1-16 烈火の如く

 一人の翠色の妖精が、治療院の廊下を歩いている。


 人離れした可憐さを誇る少女だったが、もし誰かが今の彼女を見たならば、とてもではないが声を掛けようとは思わないだろう。


 燃えていた。当然比喩ではあるが、今この妖精は内側で燃え盛っている激情の熱によって、その身を業火に包まれた薪の如く焼き尽くしているのだ。


「――最高にキレてますね。フィーネさん」


 そんな荒ぶる妖精に、いつも通りに声を掛ける絶世の美貌の持ち主が一人。


「……ユリウス」


 廊下の角で待ち伏せするように佇んでいたユリウスは、警戒心など一切見せずに妖精の傍まで歩み寄った。


「治療院が丸ごと揺れたときは『これ僕死んだ』って思いましたけど、何事もなくてよかったです。フィーネさんに暴れられでもしたら、こんな都市すぐに消滅しますからね」


 ヘラヘラと笑うユリウスだったが、本気でその危惧をしていたのだろう。首筋に残っている冷や汗の後がまだ新しい。


「クラウドに、お願いされた。あの吸血鬼を守ってって」

「……本当ですか?」


 ユリウスの驚くような反応に、嘘はない。ユリウスにとっても、少女が語った事実は到底信じられないものだったからだ。


「ねえ、ユリウス。今まで、クラウドに頼られたことって、ある?」

「……仕事中の指示という形でなら、幾らでも。けどプライベートでは……ない、ですね」


 ユリウスが作ったこの微妙な空白は、つい最近クラウドにユキの情報の秘匿を手伝ってもらうよう話を持ち掛けられたことを思い出してのことだった。

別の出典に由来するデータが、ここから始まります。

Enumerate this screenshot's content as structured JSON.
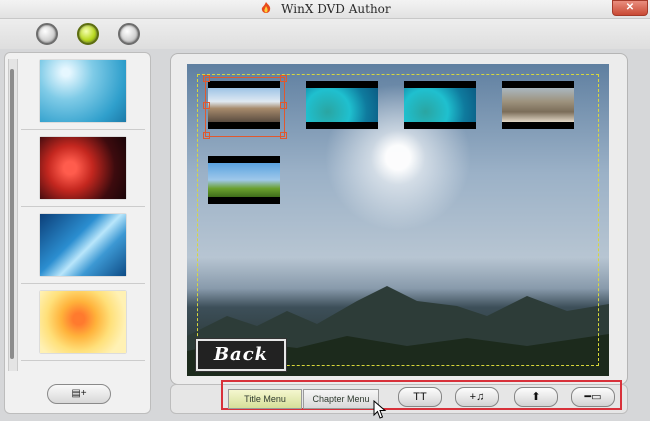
{
  "window": {
    "title": "WinX DVD Author",
    "close_glyph": "✕"
  },
  "toolbar": {
    "buttons": [
      "circle-button-1",
      "circle-button-2-active",
      "circle-button-3"
    ]
  },
  "sidebar": {
    "thumbnails": [
      "blue-water-background",
      "red-flowers-background",
      "blue-light-background",
      "orange-flowers-background"
    ],
    "add_button_glyph": "▤+"
  },
  "preview": {
    "back_label": "Back",
    "chapter_thumbnails": [
      "road-scene",
      "underwater-scene-1",
      "underwater-scene-2",
      "desert-scene",
      "birds-scene"
    ]
  },
  "bottom_bar": {
    "tab_title_menu": "Title Menu",
    "tab_chapter_menu": "Chapter Menu",
    "text_tool": "TT",
    "music_tool": "+♫",
    "up_tool": "⬆",
    "subtitle_tool": "━▭",
    "highlight_color": "#d8313a"
  }
}
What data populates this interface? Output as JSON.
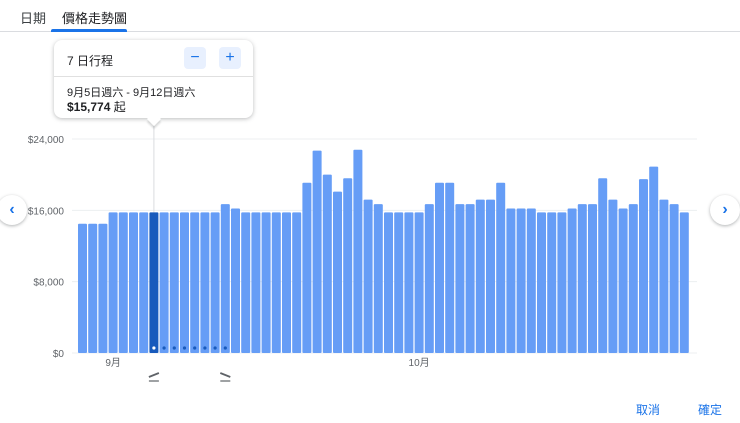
{
  "tabs": [
    {
      "label": "日期"
    },
    {
      "label": "價格走勢圖"
    }
  ],
  "tooltip": {
    "trip_length": "7 日行程",
    "minus": "−",
    "plus": "+",
    "dates": "9月5日週六 - 9月12日週六",
    "price": "$15,774",
    "price_suffix": "起"
  },
  "nav": {
    "prev": "‹",
    "next": "›"
  },
  "actions": {
    "cancel": "取消",
    "confirm": "確定"
  },
  "colors": {
    "bar": "#669df6",
    "selected": "#185abc",
    "accent": "#1a73e8"
  },
  "chart_data": {
    "type": "bar",
    "title": "",
    "xlabel": "",
    "ylabel": "",
    "ylim": [
      0,
      24000
    ],
    "yticks": [
      "$0",
      "$8,000",
      "$16,000",
      "$24,000"
    ],
    "ytick_values": [
      0,
      8000,
      16000,
      24000
    ],
    "month_labels": [
      {
        "label": "9月",
        "index": 3
      },
      {
        "label": "10月",
        "index": 33
      }
    ],
    "selected_index": 7,
    "trip_end_index": 14,
    "values": [
      14500,
      14500,
      14500,
      15774,
      15774,
      15774,
      15774,
      15774,
      15774,
      15774,
      15774,
      15774,
      15774,
      15774,
      16700,
      16200,
      15774,
      15774,
      15774,
      15774,
      15774,
      15774,
      19100,
      22700,
      20000,
      18100,
      19600,
      22800,
      17200,
      16700,
      15774,
      15774,
      15774,
      15774,
      16700,
      19100,
      19100,
      16700,
      16700,
      17200,
      17200,
      19100,
      16200,
      16200,
      16200,
      15774,
      15774,
      15774,
      16200,
      16700,
      16700,
      19600,
      17200,
      16200,
      16700,
      19500,
      20900,
      17200,
      16700,
      15774
    ]
  }
}
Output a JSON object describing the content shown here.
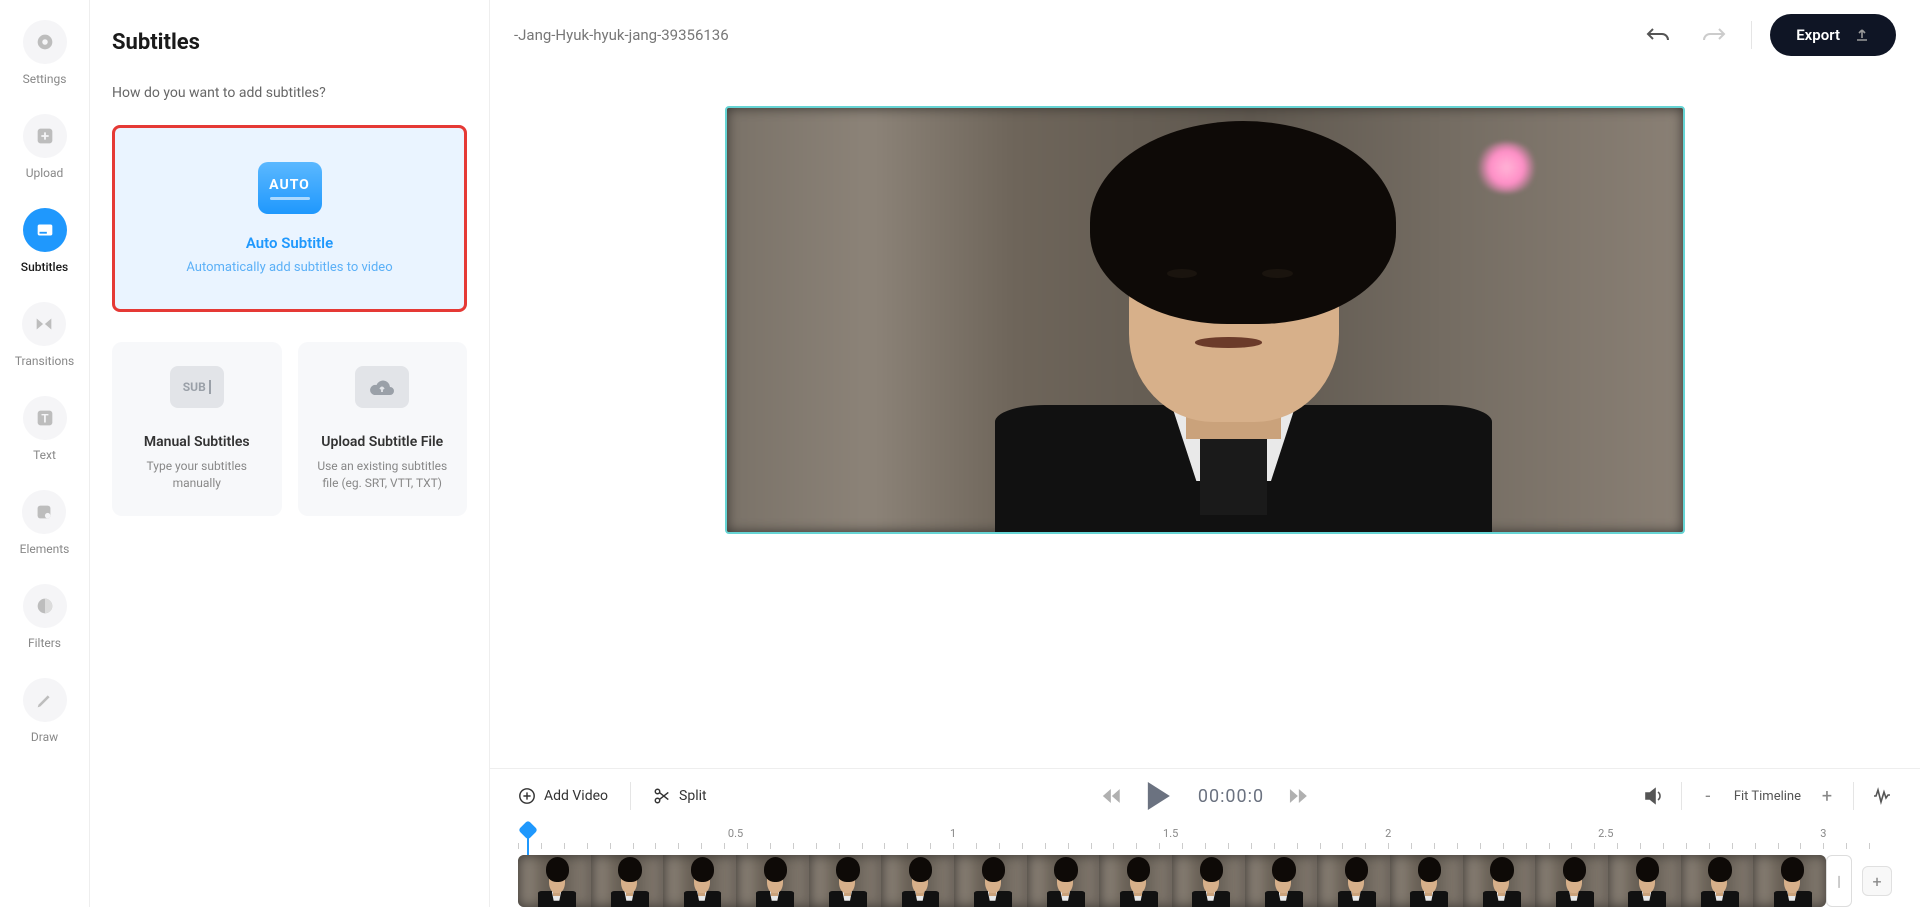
{
  "nav": [
    {
      "id": "settings",
      "label": "Settings"
    },
    {
      "id": "upload",
      "label": "Upload"
    },
    {
      "id": "subtitles",
      "label": "Subtitles"
    },
    {
      "id": "transitions",
      "label": "Transitions"
    },
    {
      "id": "text",
      "label": "Text"
    },
    {
      "id": "elements",
      "label": "Elements"
    },
    {
      "id": "filters",
      "label": "Filters"
    },
    {
      "id": "draw",
      "label": "Draw"
    }
  ],
  "active_nav": "subtitles",
  "panel": {
    "title": "Subtitles",
    "subtitle": "How do you want to add subtitles?",
    "auto": {
      "badge": "AUTO",
      "title": "Auto Subtitle",
      "desc": "Automatically add subtitles to video"
    },
    "manual": {
      "icon": "SUB",
      "title": "Manual Subtitles",
      "desc": "Type your subtitles manually"
    },
    "upload": {
      "title": "Upload Subtitle File",
      "desc": "Use an existing subtitles file (eg. SRT, VTT, TXT)"
    }
  },
  "project_title": "-Jang-Hyuk-hyuk-jang-39356136",
  "export_label": "Export",
  "toolbar": {
    "add_video": "Add Video",
    "split": "Split",
    "timecode": "00:00:0",
    "fit": "Fit Timeline",
    "minus": "-",
    "plus": "+"
  },
  "ruler_marks": [
    "0.5",
    "1",
    "1.5",
    "2",
    "2.5",
    "3"
  ],
  "thumb_count": 18
}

 あのときは吸血鬼という未知への好奇心に頭がいっぱいになっていたせいで気付かなかったが、やはりあのときのクラウドは、ユリウスを友として『頼って』いたのだろう。


 他ならぬユキのために。


 今言うべきではないと判断し、ユリウスは敢えてそのことを告げなかったが。


「私は、今までクラウドに頼られたことなんてなかった。こっちから手伝おうとしても断られてばっかりだった。けど、よりによって初めてのお願いごとが、あんな奴のために……!」

「……なら、断るんですか?」


 ユリウスの言葉に、フィーネは僅かに首を横に振った。


「頼まれたのなら、しっかり守るよ。敵の狙いがあの吸血鬼だっていうのなら、襲ってくる奴らを尽く殺す。そして――」


 ユリウスの肌に、怖気が走る。


 ソレは自らに向けられたものではない。だというのに、漏れ出したソレに触れただけで、心臓が縮みを上げ、呼吸すらも止まってしまった。